Animal Health

Diarrhea in Cats: Causes, Symptoms & Treatment

Diarrhea in cats

Diarrhea is not uncommon in cats. Just like humans and dogs, cats can occasionally get diarrhea. Understanding how to react if their cats develop diarrhea is important for cat owners.

About diarrhea in cats

Diarrhea in cats is characterized by unshaped stools that can range from soft to watery. It occurs when there is a disorder in the gastrointestinal tract. The stool is removed from the body in response to inflammation or other GI problems.

Some cats with diarrhea have accidents around the house. Make it clear to you what is going on. However, if your cat has a defect in the litter box or outdoors, you may not notice diarrhea immediately. Very loose stools can look like lumps of urine when you scoop the box.
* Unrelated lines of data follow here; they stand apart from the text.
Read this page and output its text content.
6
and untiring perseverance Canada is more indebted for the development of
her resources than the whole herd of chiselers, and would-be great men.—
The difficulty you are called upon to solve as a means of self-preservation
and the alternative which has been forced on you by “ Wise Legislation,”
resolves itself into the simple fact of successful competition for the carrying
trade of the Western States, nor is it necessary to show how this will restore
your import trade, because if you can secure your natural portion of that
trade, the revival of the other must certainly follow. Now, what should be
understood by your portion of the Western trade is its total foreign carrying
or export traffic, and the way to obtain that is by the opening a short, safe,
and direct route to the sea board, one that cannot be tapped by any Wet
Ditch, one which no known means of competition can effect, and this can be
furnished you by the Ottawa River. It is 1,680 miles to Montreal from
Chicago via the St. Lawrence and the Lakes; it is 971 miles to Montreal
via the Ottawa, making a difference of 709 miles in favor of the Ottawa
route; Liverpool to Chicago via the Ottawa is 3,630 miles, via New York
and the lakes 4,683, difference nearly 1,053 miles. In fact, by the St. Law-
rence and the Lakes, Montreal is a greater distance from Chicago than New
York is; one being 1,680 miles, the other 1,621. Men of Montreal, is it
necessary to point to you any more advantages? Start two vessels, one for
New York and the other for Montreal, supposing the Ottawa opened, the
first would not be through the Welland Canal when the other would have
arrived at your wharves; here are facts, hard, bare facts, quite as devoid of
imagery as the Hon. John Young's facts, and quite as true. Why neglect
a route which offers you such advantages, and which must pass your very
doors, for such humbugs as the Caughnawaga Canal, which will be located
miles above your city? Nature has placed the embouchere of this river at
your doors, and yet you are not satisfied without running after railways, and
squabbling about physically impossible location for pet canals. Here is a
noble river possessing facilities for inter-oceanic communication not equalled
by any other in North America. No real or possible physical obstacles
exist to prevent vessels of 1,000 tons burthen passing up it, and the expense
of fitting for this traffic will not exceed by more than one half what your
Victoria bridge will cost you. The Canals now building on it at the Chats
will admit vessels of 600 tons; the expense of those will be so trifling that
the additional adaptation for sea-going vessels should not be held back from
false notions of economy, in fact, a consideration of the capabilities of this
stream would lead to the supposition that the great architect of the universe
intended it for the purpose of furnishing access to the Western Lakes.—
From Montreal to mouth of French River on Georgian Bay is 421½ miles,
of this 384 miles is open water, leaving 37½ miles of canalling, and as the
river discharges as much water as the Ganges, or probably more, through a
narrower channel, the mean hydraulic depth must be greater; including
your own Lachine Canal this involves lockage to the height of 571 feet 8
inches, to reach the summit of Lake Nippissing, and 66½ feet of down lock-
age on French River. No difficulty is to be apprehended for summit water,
Look for any accompanying signs that can help determine if your cat has diarrhea or not.

Signs of diarrhea in cats

  • lethargy
  • Loss of appetite
  • Caked stool or spots around tail and anus
  • Vomit
  • Frequent trips to the litter box
  • Vocalization

If you have more than one cat and find diarrhea in the litter box or around the house, it is important to determine which cat has diarrhea. This can take some time and effort. You can try separating the cats and carefully watching each cat’s litter box. It is also possible that both cats have diarrhea.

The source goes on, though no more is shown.